60 students isn't a big class - we regularly run exams with 500 students. However, the load on the Jobe server depends on many different factors and you should start by estimating the average rate of Jobe server runs throughout the test/exam. Then make sure you have enough Jobe server capacity to handle at least 5 times that rate in order to handle statistical peak submission rates.
[I am assuming you're running the exam in the usual adaptive mode, so students can submit on-the-fly during the exam. If you hide the Check button so students can't submit during the exam, you'll get a huge load on the Jobe server at the end of the exam when all questions of all students hit the server at once; I strongly advise against that mode unless you have a compelling reason and have done some careful load calculations.]
The average submission rate depends on:
- the number of students,
- the number of questions in the quiz
- the quiz duration
- the number of expected attempts on each question by an average student
- (less obviously) it might also depend on the number of test cases - questions that have per-test-case standard input do a separate run for each test case.
- If you're using the new Scratchpad UI, which gives students a way to test their code, you will have lots of extra submissions, too.
Once you know the average submission rate you need to know the average run time for each of your quiz questions. This varies hugely with language, with Java being way more expensive than Python or C.
You can test the
maximum throughput of your Jobe server in your chosen language using the
testsubmit.py program supplied with Jobe. See
here. But if the questions being asked in the exam require non-trivial computation, the actual throughput might be much less. You need to measure the CPU and clock time for a typical question to run on Jobe.

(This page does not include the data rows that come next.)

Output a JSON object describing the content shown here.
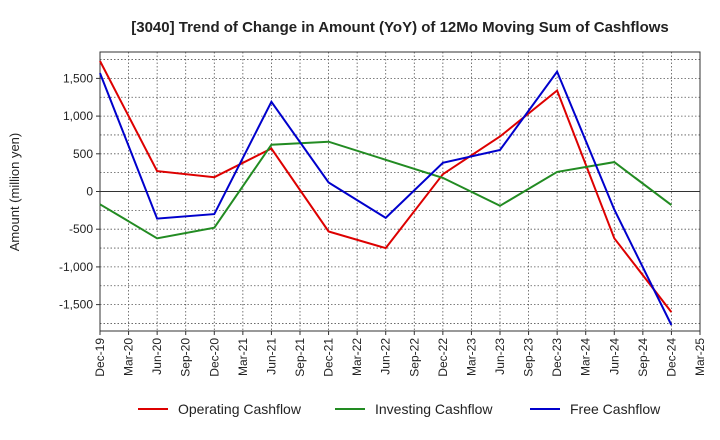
{
  "chart_data": {
    "type": "line",
    "title": "[3040]  Trend of Change in Amount (YoY) of 12Mo Moving Sum of Cashflows",
    "xlabel": "",
    "ylabel": "Amount (million yen)",
    "ylim": [
      -1850,
      1850
    ],
    "yticks": [
      -1500,
      -1000,
      -500,
      0,
      500,
      1000,
      1500
    ],
    "ytick_labels": [
      "-1,500",
      "-1,000",
      "-500",
      "0",
      "500",
      "1,000",
      "1,500"
    ],
    "categories": [
      "Dec-19",
      "Mar-20",
      "Jun-20",
      "Sep-20",
      "Dec-20",
      "Mar-21",
      "Jun-21",
      "Sep-21",
      "Dec-21",
      "Mar-22",
      "Jun-22",
      "Sep-22",
      "Dec-22",
      "Mar-23",
      "Jun-23",
      "Sep-23",
      "Dec-23",
      "Mar-24",
      "Jun-24",
      "Sep-24",
      "Dec-24",
      "Mar-25"
    ],
    "grid": true,
    "legend_position": "bottom",
    "series": [
      {
        "name": "Operating Cashflow",
        "color": "#dd0000",
        "values": [
          1730,
          null,
          270,
          null,
          190,
          null,
          570,
          null,
          -530,
          null,
          -750,
          null,
          230,
          null,
          730,
          null,
          1340,
          null,
          -620,
          null,
          -1600,
          null
        ]
      },
      {
        "name": "Investing Cashflow",
        "color": "#228b22",
        "values": [
          -170,
          null,
          -620,
          null,
          -480,
          null,
          620,
          null,
          660,
          null,
          420,
          null,
          180,
          null,
          -190,
          null,
          260,
          null,
          390,
          null,
          -180,
          null
        ]
      },
      {
        "name": "Free Cashflow",
        "color": "#0000cc",
        "values": [
          1570,
          null,
          -360,
          null,
          -300,
          null,
          1190,
          null,
          120,
          null,
          -350,
          null,
          380,
          null,
          550,
          null,
          1590,
          null,
          -240,
          null,
          -1770,
          null
        ]
      }
    ]
  }
}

You can configure multiple Jobe servers for your Moodle server as a semicolon separated list - that's the easiest way to scale up your Jobe server capacity. A server is selected at random from the list for each run. Our current production Moodle server, which handles Python exams with 500 students has eight 8-core Jobe servers, plus extra ones for
the Scratchpad UI! [We recently doubled the number because we were required by central IT to install some resource-hungry security software, which cut the throughput by more than a factor of two.] But this is probably at least twice as much capacity as needed - our Jobe servers are only lightly loaded during exams.
If you had just two students with failed submissions in a class of 60, you should be fine with just two Jobe servers.